I have a dream that one day every valley shall be exalted, every hill and mountain shall be made low, the rough places will be made plain, and the crooked places will be made straight, and the glory of the Lord shall be revealed, and all flesh shall see it together.
我夢想有一天,,幽谷上升,,高山下降,坎坷曲折之路成坦途,,圣光披露,,滿照人間。
This is our hope. This is the faith that I go back to the South with. With this faith we will be able to hew out of the mountain of despair a stone of hope. With this faith we will be able to transform the jangling discords of our nation into a beautiful symphony of brotherhood. With this faith we will be able to work together, to pray together, to struggle together, to go to jail together, to stand up for freedom together, knowing that we will be free one day.
This will be the day when all of God’s children will be able to sing with new meaning.
在自由到來的那一天,,上帝的所有兒女們將以新的含義高唱這支歌:
My country, ’ tis of thee,
“我的祖國,
Sweet land of liberty,
美麗的自由之鄉(xiāng),,
Of thee I sing:
我為您歌唱,。
Land where my fathers died,
您是父輩逝去的地方,
Land of the pilgrims’ pride, From every mountainside Let freedom ring.
您是最初移民的驕傲,,讓自由之聲響徹每個山岡,。”
And if America is to be a great nation this must become true.
如果美國要成為一個偉大的國家,,這個夢想必須實現(xiàn),。
So let freedom ring from the prodigious hilltops of New Hampshire.
讓自由的鐘聲從新罕布什爾州的巍峨峰巔響起來!
Let freedom ring from the mighty mountains of New York!
讓自由的鐘聲從紐約州的崇山峻嶺響起來!
Let freedom ring from the heightening Alleghenies of Pennsylvania!
讓自由的鐘聲從加利福尼亞州蜿蜒的群峰響起來,!
Let freedom ring from the snowcapped Rockies of Colorado!
讓自由的鐘聲從賓夕法尼亞州阿勒格尼山的頂峰響起,!
Let freedom ring from the curvaceous slops of California!
讓自由的鐘聲從科羅拉多州冰雪覆蓋的落磯山響起來!
But not only that; let freedom ring from Stone Mountain of Georgia!

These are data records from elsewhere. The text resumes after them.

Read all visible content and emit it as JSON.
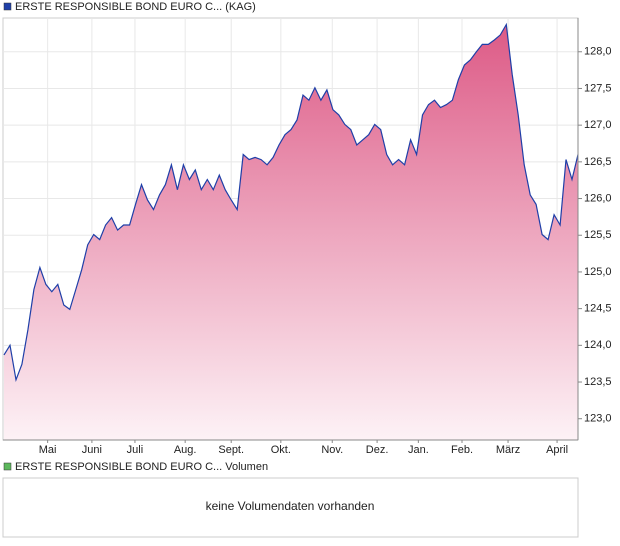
{
  "chart_data": {
    "type": "area",
    "series": [
      {
        "name": "ERSTE RESPONSIBLE BOND EURO C... (KAG)",
        "color": "#1f3fa8",
        "values": [
          123.87,
          124.0,
          123.53,
          123.74,
          124.21,
          124.76,
          125.06,
          124.83,
          124.73,
          124.83,
          124.55,
          124.49,
          124.76,
          125.03,
          125.37,
          125.51,
          125.44,
          125.64,
          125.74,
          125.57,
          125.64,
          125.64,
          125.92,
          126.19,
          125.98,
          125.85,
          126.05,
          126.19,
          126.46,
          126.12,
          126.46,
          126.26,
          126.39,
          126.12,
          126.26,
          126.12,
          126.32,
          126.12,
          125.98,
          125.85,
          126.6,
          126.53,
          126.56,
          126.53,
          126.46,
          126.56,
          126.73,
          126.87,
          126.94,
          127.07,
          127.41,
          127.34,
          127.51,
          127.34,
          127.48,
          127.21,
          127.14,
          127.01,
          126.94,
          126.73,
          126.8,
          126.87,
          127.01,
          126.94,
          126.6,
          126.46,
          126.53,
          126.46,
          126.8,
          126.6,
          127.14,
          127.28,
          127.34,
          127.24,
          127.28,
          127.34,
          127.62,
          127.82,
          127.89,
          128.0,
          128.1,
          128.1,
          128.16,
          128.23,
          128.37,
          127.69,
          127.14,
          126.46,
          126.05,
          125.92,
          125.51,
          125.44,
          125.78,
          125.64,
          126.53,
          126.26,
          126.6
        ]
      }
    ],
    "ylim": [
      122.71,
      128.46
    ],
    "yticks": [
      {
        "value": 123,
        "label": "123,0"
      },
      {
        "value": 123.5,
        "label": "123,5"
      },
      {
        "value": 124,
        "label": "124,0"
      },
      {
        "value": 124.5,
        "label": "124,5"
      },
      {
        "value": 125,
        "label": "125,0"
      },
      {
        "value": 125.5,
        "label": "125,5"
      },
      {
        "value": 126,
        "label": "126,0"
      },
      {
        "value": 126.5,
        "label": "126,5"
      },
      {
        "value": 127,
        "label": "127,0"
      },
      {
        "value": 127.5,
        "label": "127,5"
      },
      {
        "value": 128,
        "label": "128,0"
      }
    ],
    "xlim": [
      0,
      96
    ],
    "xticks": [
      {
        "value": 7.3,
        "label": "Mai"
      },
      {
        "value": 14.7,
        "label": "Juni"
      },
      {
        "value": 21.9,
        "label": "Juli"
      },
      {
        "value": 30.3,
        "label": "Aug."
      },
      {
        "value": 38,
        "label": "Sept."
      },
      {
        "value": 46.3,
        "label": "Okt."
      },
      {
        "value": 54.9,
        "label": "Nov."
      },
      {
        "value": 62.4,
        "label": "Dez."
      },
      {
        "value": 69.3,
        "label": "Jan."
      },
      {
        "value": 76.6,
        "label": "Feb."
      },
      {
        "value": 84.3,
        "label": "März"
      },
      {
        "value": 92.5,
        "label": "April"
      }
    ],
    "grid": true
  },
  "volume_panel": {
    "legend": "ERSTE RESPONSIBLE BOND EURO C... Volumen",
    "color": "#5cb85c",
    "message": "keine Volumendaten vorhanden"
  }
}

不僅如此,,還要讓自由的鐘聲從佐治亞州的石嶺響起來,!
Let freedom ring from Lookout Mountain of Tennessee!
讓自由的鐘聲從田納西州的了望山響起來!
Let freedom ring from every hill and molehill of Mississippi!
讓自由的鐘聲從密西西比州的每一座丘陵響起來,!
From every mountainside, let freedom ring!
讓自由的鐘聲從每一片山坡響起來,。
When we let freedom ring, when we let it ring from every village and every hamlet, from every state and every city, we will be able to speed up that day when all of God’s children, black men and white men, Jews and Gentiles, Protestants and Catholics, will be able to join hands and sing in the words of the old Negro spiritual, “Free at last! free at last! thank God almighty, we are free at last!”